A sa décharge, House n’a sans doute pas conscience de son ignominie, étant isolé et protégé du jugement de la société par sa canne misanthropique... laquelle canne le rend évidemment intouchable. Il a même sa place de parking handicapé grâce à cette canne; et il menace de ne plus travailler si on la lui ôte. S'il échappe à la condamnation, c’est parce qu’il est l'individu sacré dont émane une Vérité à laquelle tous, y compris nous, viennent se ressourcer. Sa canne, justement, n'évoque-t-elle pas le sceptre de la royauté? Certes, c'est un roi ridicule et mal élevé, poussant dans ses retranchements la logique de l'individu Souverain-Bien-Fin-ultime de lui-même...

La morale est sauve, Dr House est abject, trop asocial pour que l'on ait envie de l'imiter et donc de l'aimer. Mais n'est-ce pas cela qui est inquiétant, ce refus des scénaristes de nous attacher à lui? Car on l'aime davantage pour ses blagues que pour ses qualités humaines!... En fait, il ne s'agit pas de trancher sur le fait qu'il soit humain, trop humain, ou simplement inhumain. Ces deux assertions voilent la réalité. Plutôt que statuer de manière péremptoire, il faut lui donner la question:

Qu'est ce qui nous retient de déblatérer de telles blagues et d'adopter un tel comportement, si ce n'est le fait que nous ne sommes ni infirmes ni aussi intelligents?


(1) "Pourquoi les mots de sacrebleu, sapristi nous sont-ils restés ?" : ces mots sont les dérivations respectives de « sacré Dieu » et de « sacrisitie ». Des blasphèmes. Les êtres humains, malins, ont modifié un peu les mots pour rendre l'injure passe-muraille et passe-temps.

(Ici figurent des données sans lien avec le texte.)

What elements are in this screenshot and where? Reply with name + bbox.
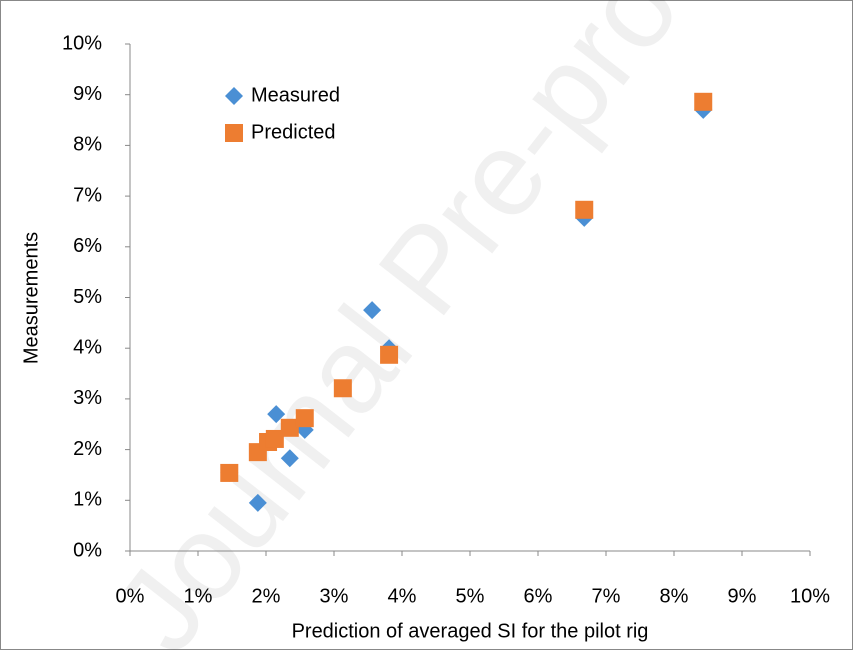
point [295, 409, 314, 428]
x-tick-label: 10% [790, 585, 830, 607]
x-tick-label: 1% [184, 585, 213, 607]
legend-label: Measured [251, 84, 340, 106]
x-tick-label: 8% [660, 585, 689, 607]
point [248, 493, 267, 512]
legend-marker [225, 124, 243, 142]
y-axis-title: Measurements [20, 232, 42, 364]
x-tick-label: 5% [456, 585, 485, 607]
point [280, 449, 299, 468]
x-tick-label: 4% [388, 585, 417, 607]
x-tick-label: 0% [116, 585, 145, 607]
y-tick-label: 8% [73, 134, 102, 156]
point [265, 429, 284, 448]
point [694, 92, 713, 111]
y-tick-label: 7% [73, 184, 102, 206]
y-tick-label: 6% [73, 235, 102, 257]
y-tick-label: 4% [73, 336, 102, 358]
y-tick-label: 0% [73, 539, 102, 561]
y-tick-label: 3% [73, 387, 102, 409]
y-tick-label: 9% [73, 83, 102, 105]
y-tick-label: 1% [73, 489, 102, 511]
x-tick-label: 3% [320, 585, 349, 607]
x-tick-label: 6% [524, 585, 553, 607]
x-tick-label: 7% [592, 585, 621, 607]
y-tick-label: 2% [73, 438, 102, 460]
point [220, 463, 239, 482]
point [333, 379, 352, 398]
point [380, 345, 399, 364]
point [363, 301, 382, 320]
x-axis-title: Prediction of averaged SI for the pilot … [292, 620, 649, 642]
legend-marker [225, 87, 243, 105]
x-tick-label: 2% [252, 585, 281, 607]
legend-label: Predicted [251, 121, 336, 143]
point [575, 200, 594, 219]
point [280, 418, 299, 437]
point [267, 405, 286, 424]
y-tick-label: 5% [73, 286, 102, 308]
y-tick-label: 10% [62, 32, 102, 54]
x-tick-label: 9% [728, 585, 757, 607]
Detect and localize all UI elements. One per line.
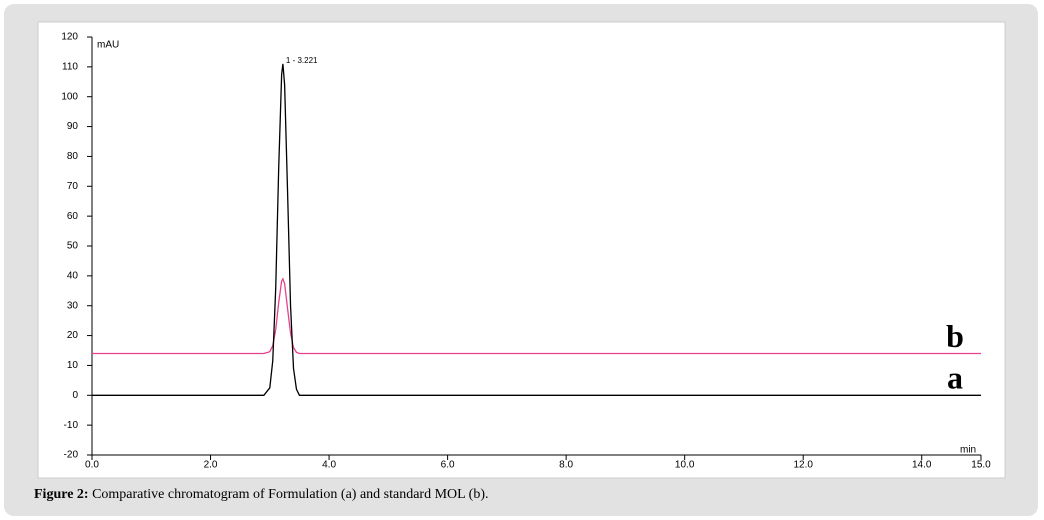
x-tick-label: 8.0 bbox=[559, 460, 573, 471]
series-label: b bbox=[946, 318, 964, 354]
x-tick-label: 0.0 bbox=[85, 460, 99, 471]
y-tick-label: 120 bbox=[61, 32, 78, 43]
caption-text: Comparative chromatogram of Formulation … bbox=[92, 487, 489, 502]
x-tick-label: 4.0 bbox=[322, 460, 336, 471]
x-unit: min bbox=[960, 445, 976, 456]
y-unit: mAU bbox=[97, 40, 119, 51]
y-tick-label: -20 bbox=[64, 450, 79, 461]
y-tick-label: 10 bbox=[67, 360, 79, 371]
y-tick-label: 90 bbox=[67, 121, 79, 132]
y-tick-label: 60 bbox=[67, 211, 79, 222]
x-tick-label: 10.0 bbox=[675, 460, 695, 471]
y-tick-label: 40 bbox=[67, 270, 79, 281]
chart-frame bbox=[37, 21, 1006, 479]
x-tick-label: 15.0 bbox=[971, 460, 991, 471]
y-tick-label: 110 bbox=[62, 61, 78, 72]
y-tick-label: 100 bbox=[61, 91, 78, 102]
caption: Figure 2: Comparative chromatogram of Fo… bbox=[34, 487, 489, 503]
x-tick-label: 2.0 bbox=[204, 460, 218, 471]
series-line bbox=[92, 277, 981, 355]
x-tick-label: 14.0 bbox=[912, 460, 932, 471]
caption-label: Figure 2: bbox=[34, 487, 89, 502]
x-tick-label: 12.0 bbox=[793, 460, 813, 471]
y-tick-label: 50 bbox=[67, 241, 79, 252]
series-label: a bbox=[947, 360, 963, 396]
y-tick-label: 30 bbox=[67, 300, 79, 311]
x-tick-label: 6.0 bbox=[441, 460, 455, 471]
y-tick-label: 0 bbox=[72, 390, 78, 401]
peak-annotation: 1 - 3.221 bbox=[286, 56, 318, 65]
y-tick-label: 80 bbox=[67, 151, 79, 162]
series-line bbox=[92, 63, 981, 396]
y-tick-label: 20 bbox=[67, 330, 79, 341]
y-tick-label: 70 bbox=[67, 181, 79, 192]
y-tick-label: -10 bbox=[64, 420, 79, 431]
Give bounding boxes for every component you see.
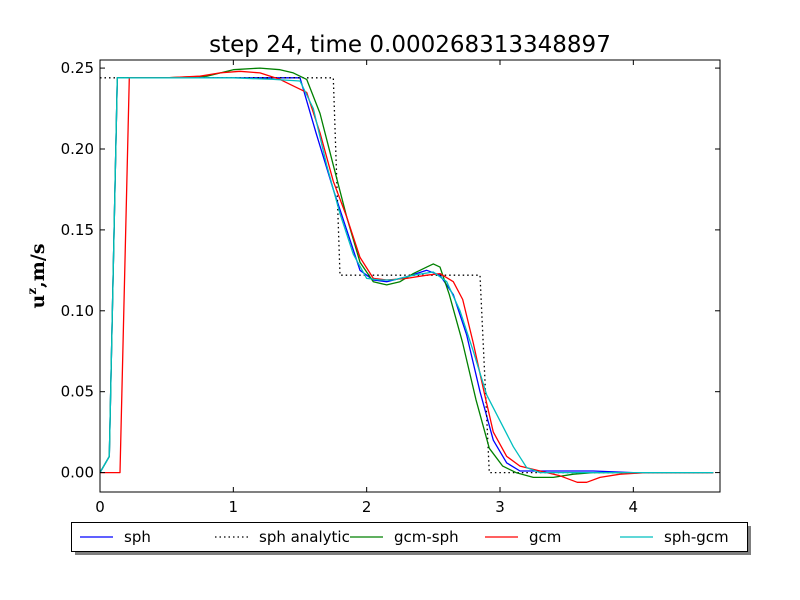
y-axis-label-symbol: u — [27, 295, 49, 309]
y-axis-label: uz,m/s — [25, 243, 49, 308]
y-tick-label: 0.10 — [61, 302, 94, 320]
series-layer — [100, 67, 714, 483]
x-tick-label: 2 — [362, 498, 372, 516]
chart-title: step 24, time 0.000268313348897 — [209, 32, 611, 58]
legend-label: sph — [124, 528, 151, 546]
x-tick-label: 3 — [495, 498, 505, 516]
x-tick-label: 0 — [95, 498, 105, 516]
y-tick-label: 0.20 — [61, 140, 94, 158]
series-line-gcm-sph — [100, 67, 714, 479]
legend: sph sph analytic gcm-sph gcm sph-gcm — [80, 528, 729, 546]
svg-text:uz,m/s: uz,m/s — [25, 243, 49, 308]
ticks-layer: 0 1 2 3 4 0.00 0.05 0.10 0.15 0.20 0.25 — [61, 59, 720, 516]
x-tick-label: 4 — [629, 498, 639, 516]
y-tick-label: 0.05 — [61, 383, 94, 401]
legend-box — [71, 522, 748, 552]
legend-label: gcm-sph — [394, 528, 459, 546]
y-axis-label-units: ,m/s — [27, 243, 49, 287]
x-tick-label: 1 — [229, 498, 239, 516]
y-tick-label: 0.00 — [61, 464, 94, 482]
legend-label: sph-gcm — [664, 528, 729, 546]
series-line-sph-gcm — [100, 77, 714, 474]
y-tick-label: 0.15 — [61, 221, 94, 239]
y-tick-label: 0.25 — [61, 59, 94, 77]
legend-label: gcm — [529, 528, 561, 546]
y-axis-label-superscript: z — [25, 288, 39, 295]
plot-frame — [99, 59, 721, 493]
legend-label: sph analytic — [259, 528, 350, 546]
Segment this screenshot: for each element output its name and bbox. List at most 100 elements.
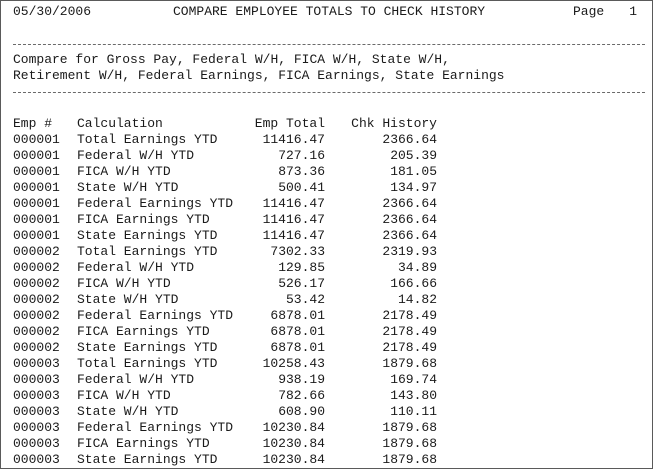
table-row: 000003 FICA Earnings YTD 10230.84 1879.68	[1, 436, 652, 452]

C'est un peu la même chose, de nos jours, que la substitution de « mercredi » à "m***". Pourtant, ce dernier mot censuré pour la bienséance des enfants exprime un produit naturel à l'homme. Voilà comment l'on peut expliquer cette substitution d'un mot qui n'a rien de blasphématoire: la véritable substitution c'est l'exigence de propreté extérieure et d'amour de son propre corps qui a remplacé l'exigence de propreté intérieure (ou beauté intérieure, comme disent les méchants laiderons), celle-ci étant censée représenter celle-là! Ha! Ha! ha!